Because we are immediately thrust into this man’s current situation, we get a real sense of what he has been living through. This is the majority of his life now, everything else, as important as it was, is now secondary. The filmmakers have placed the emphasis in the right place and make the story all the more engrossing and exciting.
There are a couple of enigmatic moments my friends and I have been talking about, because they could mean a couple of different things. Not because they are confusing or uninteresting. These discussions have led all people to have further consideration for each side of the argument. How often do you come out of an action / sci-fi film talking about things, trying to figure them out, having discussions?

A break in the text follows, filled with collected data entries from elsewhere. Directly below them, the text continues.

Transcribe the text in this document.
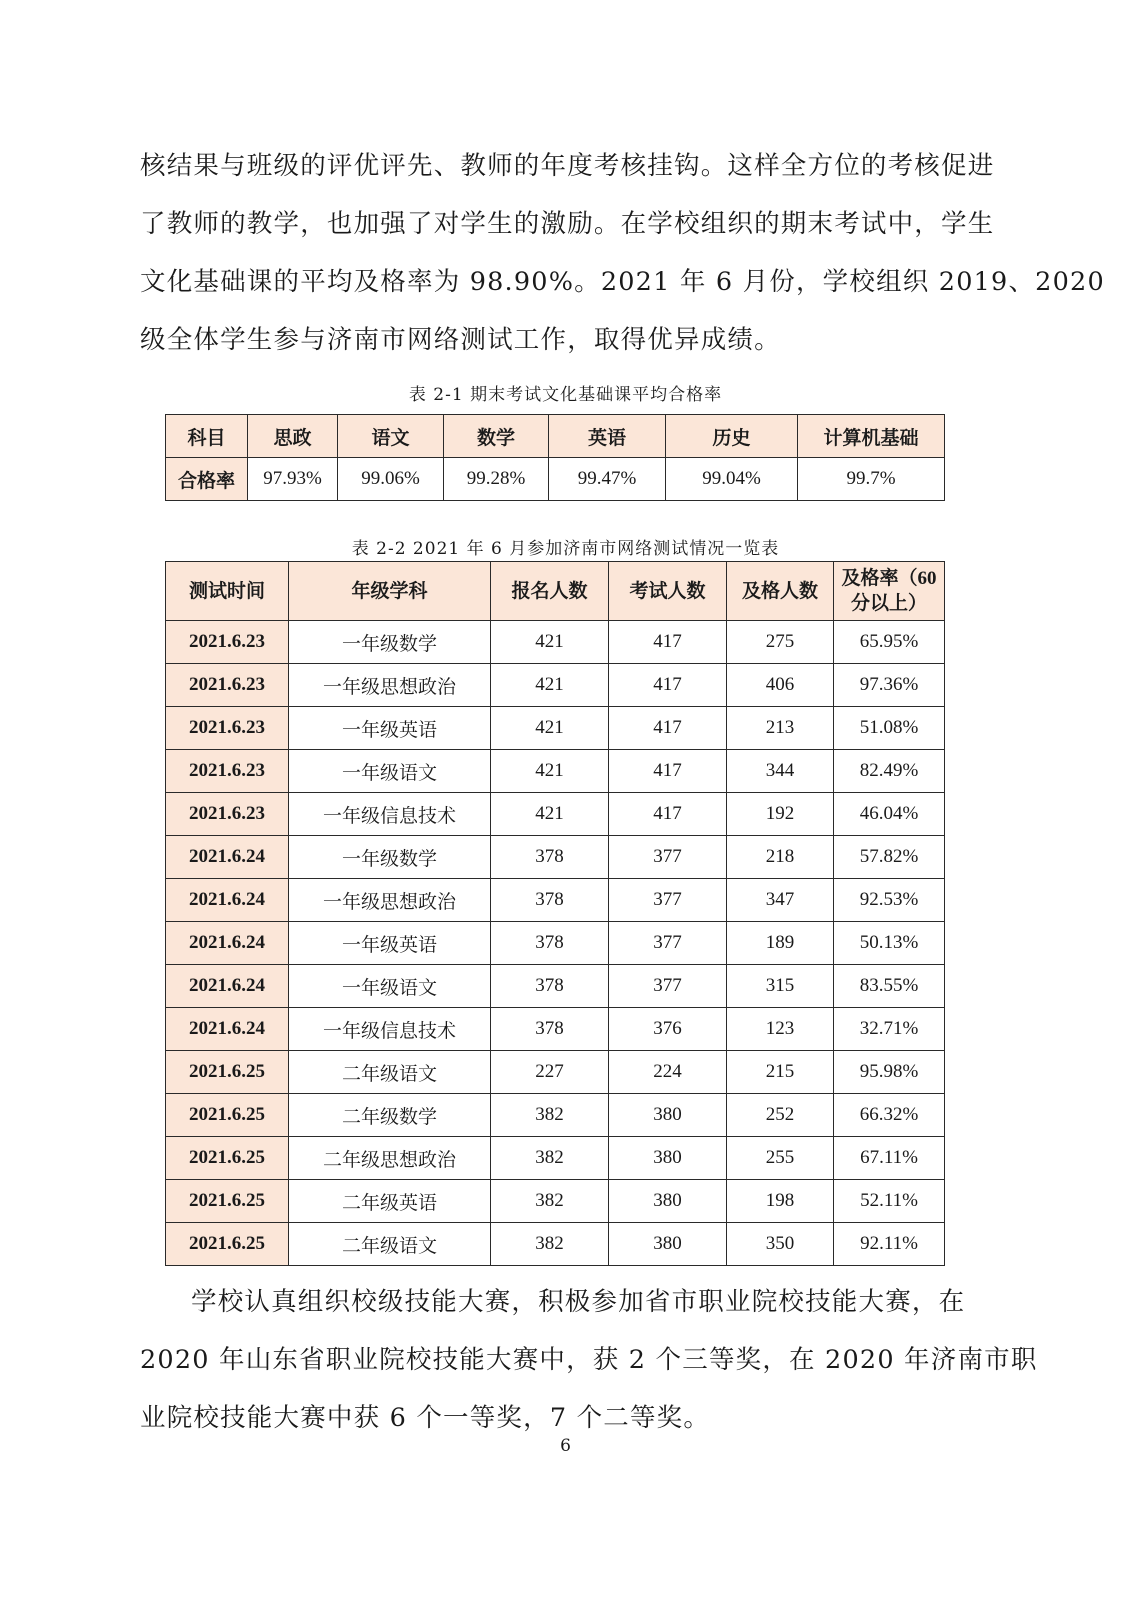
核结果与班级的评优评先、教师的年度考核挂钩。这样全方位的考核促进

了教师的教学，也加强了对学生的激励。在学校组织的期末考试中，学生

文化基础课的平均及格率为 98.90%。2021 年 6 月份，学校组织 2019、2020

级全体学生参与济南市网络测试工作，取得优异成绩。

表 2-1 期末考试文化基础课平均合格率
科目	思政	语文	数学	英语	历史	计算机基础
合格率	97.93%	99.06%	99.28%	99.47%	99.04%	99.7%
表 2-2 2021 年 6 月参加济南市网络测试情况一览表
测试时间	年级学科	报名人数	考试人数	及格人数	及格率（60 分以上）
2021.6.23	一年级数学	421	417	275	65.95%
2021.6.23	一年级思想政治	421	417	406	97.36%
2021.6.23	一年级英语	421	417	213	51.08%
2021.6.23	一年级语文	421	417	344	82.49%
2021.6.23	一年级信息技术	421	417	192	46.04%
2021.6.24	一年级数学	378	377	218	57.82%
2021.6.24	一年级思想政治	378	377	347	92.53%
2021.6.24	一年级英语	378	377	189	50.13%
2021.6.24	一年级语文	378	377	315	83.55%
2021.6.24	一年级信息技术	378	376	123	32.71%
2021.6.25	二年级语文	227	224	215	95.98%
2021.6.25	二年级数学	382	380	252	66.32%
2021.6.25	二年级思想政治	382	380	255	67.11%
2021.6.25	二年级英语	382	380	198	52.11%
2021.6.25	二年级语文	382	380	350	92.11%

学校认真组织校级技能大赛，积极参加省市职业院校技能大赛，在

2020 年山东省职业院校技能大赛中，获 2 个三等奖，在 2020 年济南市职

业院校技能大赛中获 6 个一等奖，7 个二等奖。

6
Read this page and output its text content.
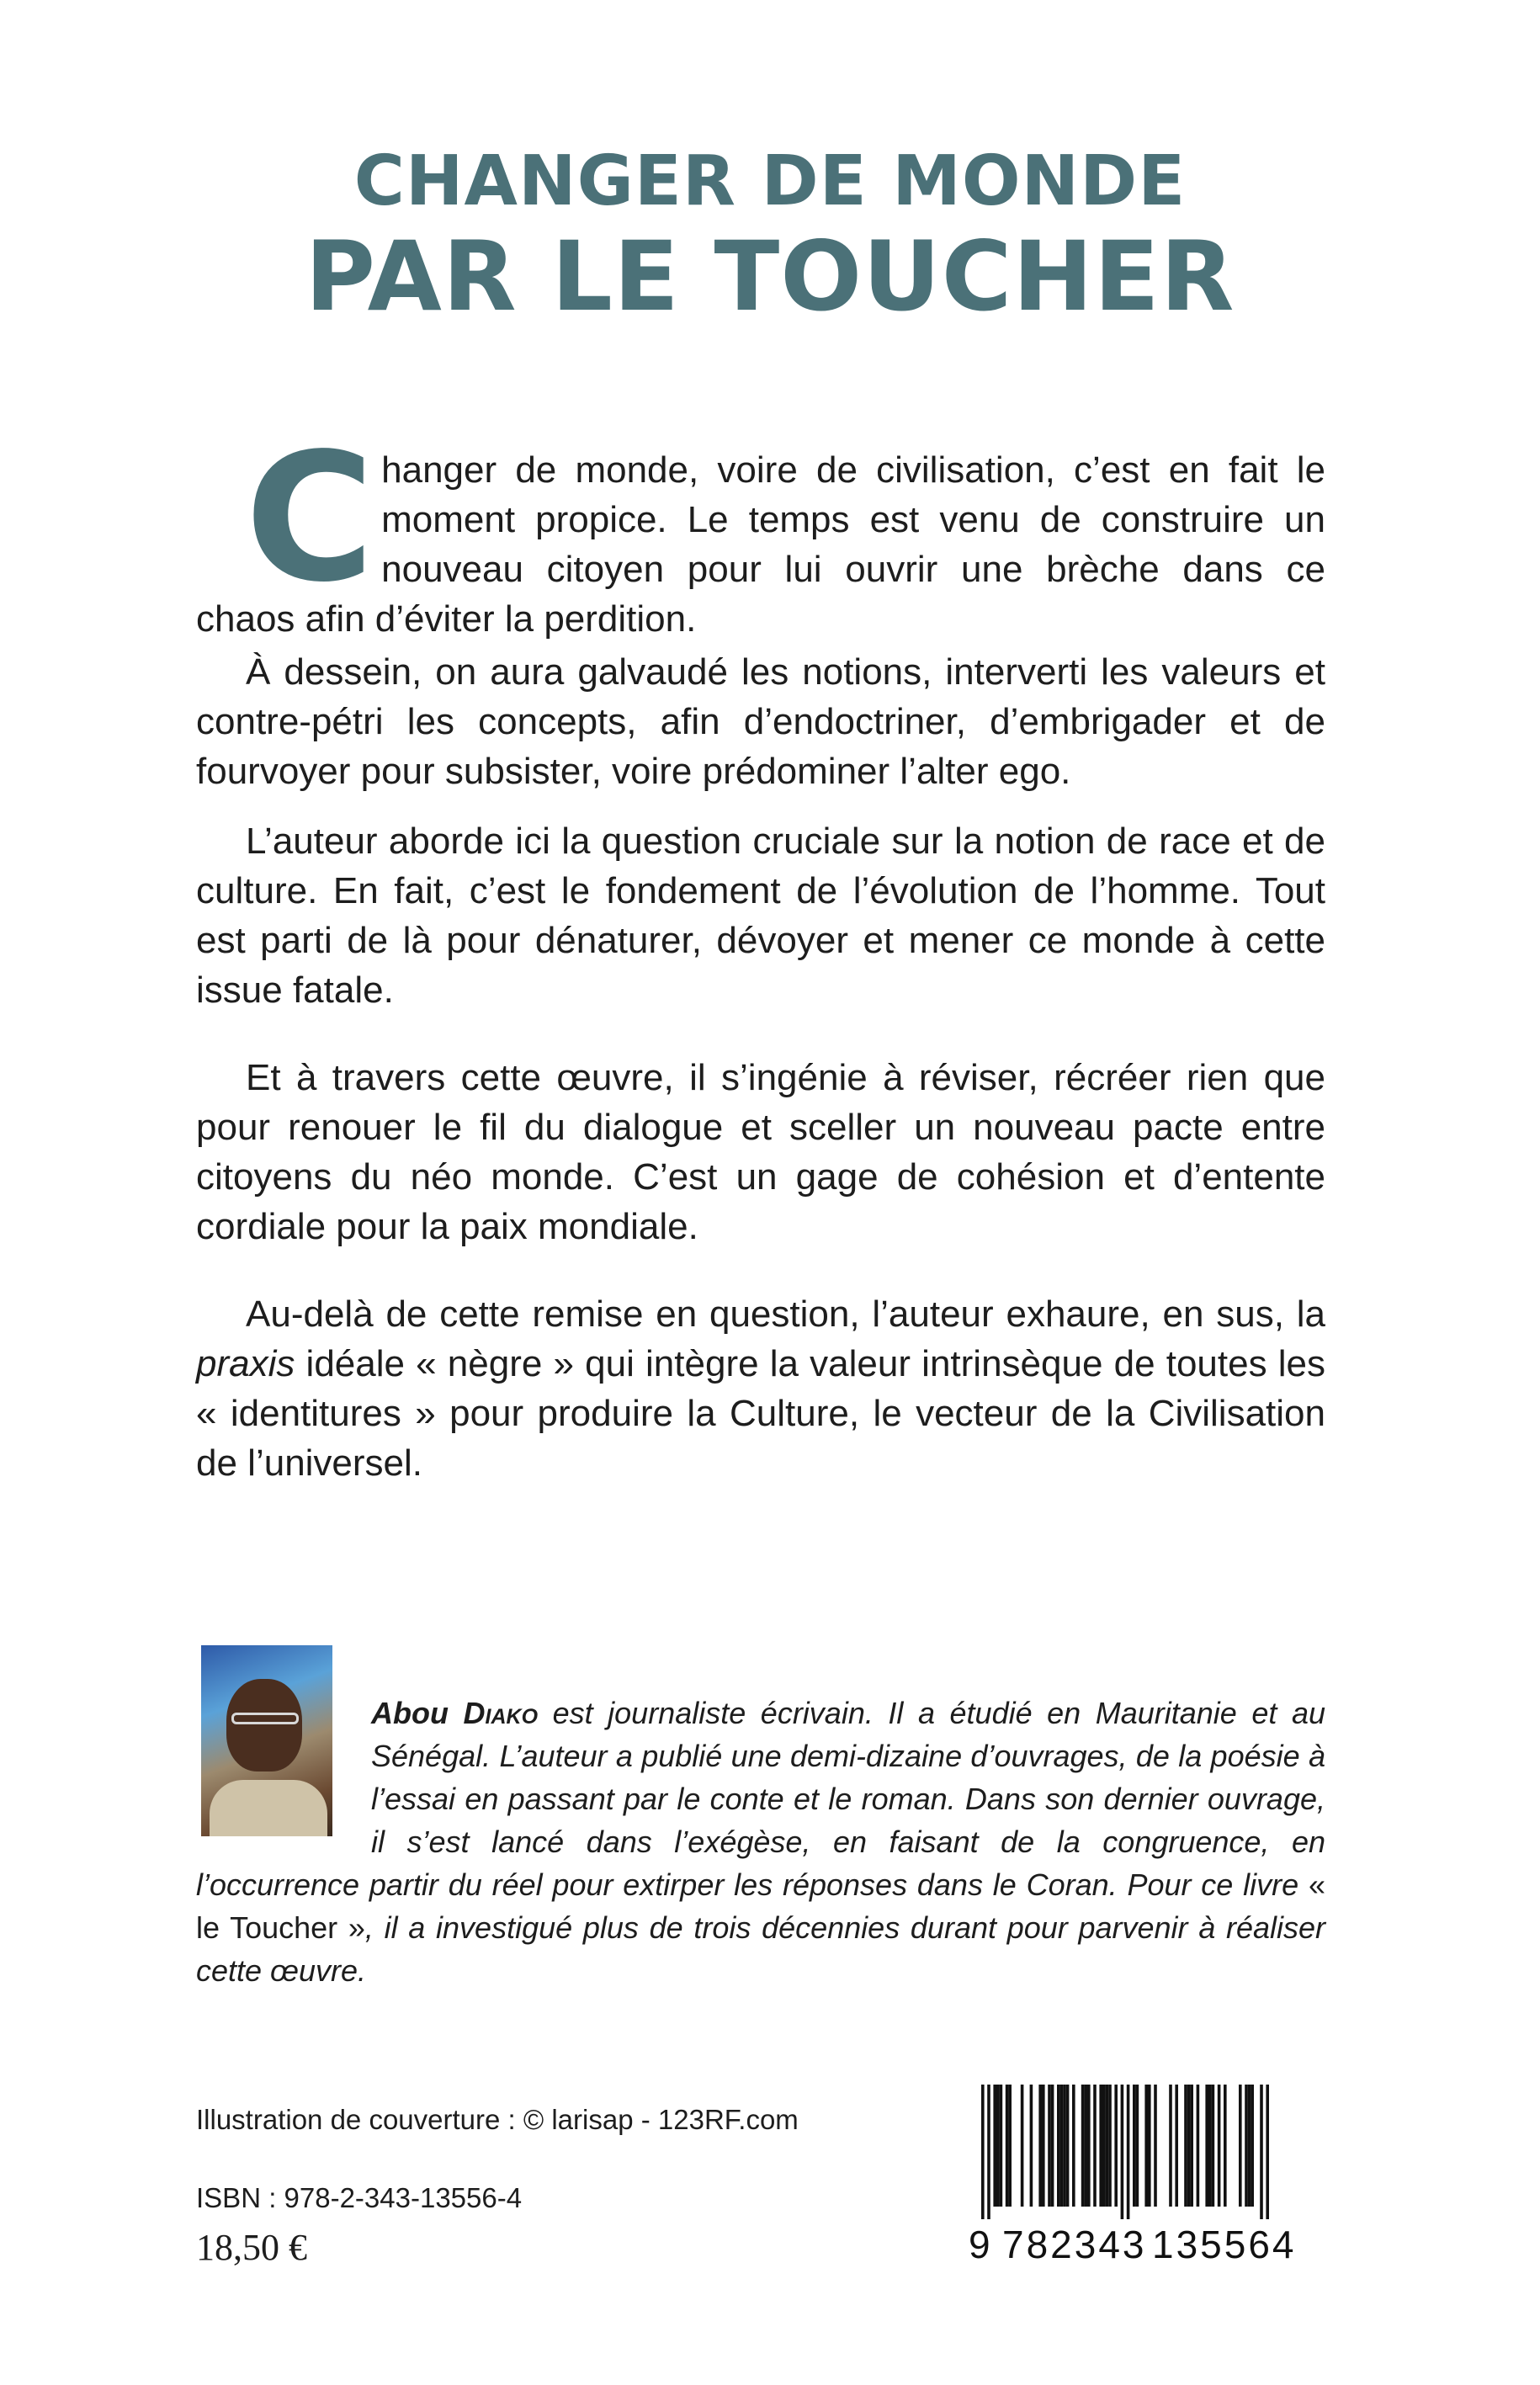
CHANGER DE MONDE
PAR LE TOUCHER

Changer de monde, voire de civilisation, c’est en fait le moment propice. Le temps est venu de construire un nouveau citoyen pour lui ouvrir une brèche dans ce chaos afin d’éviter la perdition.

À dessein, on aura galvaudé les notions, interverti les valeurs et contre-pétri les concepts, afin d’endoctriner, d’embrigader et de fourvoyer pour subsister, voire prédominer l’alter ego.
L’auteur aborde ici la question cruciale sur la notion de race et de culture. En fait, c’est le fondement de l’évolution de l’homme. Tout est parti de là pour dénaturer, dévoyer et mener ce monde à cette issue fatale.
Et à travers cette œuvre, il s’ingénie à réviser, récréer rien que pour renouer le fil du dialogue et sceller un nouveau pacte entre citoyens du néo monde. C’est un gage de cohésion et d’entente cordiale pour la paix mondiale.
Au-delà de cette remise en question, l’auteur exhaure, en sus, la praxis idéale « nègre » qui intègre la valeur intrinsèque de toutes les « identitures » pour produire la Culture, le vecteur de la Civilisation de l’universel.
Abou Diako est journaliste écrivain. Il a étudié en Mauritanie et au Sénégal. L’auteur a publié une demi-dizaine d’ouvrages, de la poésie à l’essai en passant par le conte et le roman. Dans son dernier ouvrage, il s’est lancé dans l’exégèse, en faisant de la congruence, en l’occurrence partir du réel pour extirper les réponses dans le Coran. Pour ce livre « le Toucher », il a investigué plus de trois décennies durant pour parvenir à réaliser cette œuvre.
Illustration de couverture : © larisap - 123RF.com
ISBN : 978-2-343-13556-4
18,50 €	9 782343 135564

For all of the work spent on creating a post-apocalyptic New York, some of the CGI character work is less than perfect. The creatures are interesting and “Alpha Male”, as he is listed in IMDB, the leader of these vampire – zombie creatures does seem to have some intelligence, some capability to lead the rest of his coven. But some of these creatures are less convincing than others. Late in the film, the Alpha Male unleashes some of his infected dogs and they are particularly fake looking. So, the CGI is not consistent throughout.
And the film begins to fall apart in the last act, leading us to a particularly weak ending. When the DVD is released, you could have a double bill featuring “I am Legend” and “The Village” and it might seem like one seamless film.
But these complaints aside, “I am Legend” is still an extremely strong film and worthy of your money.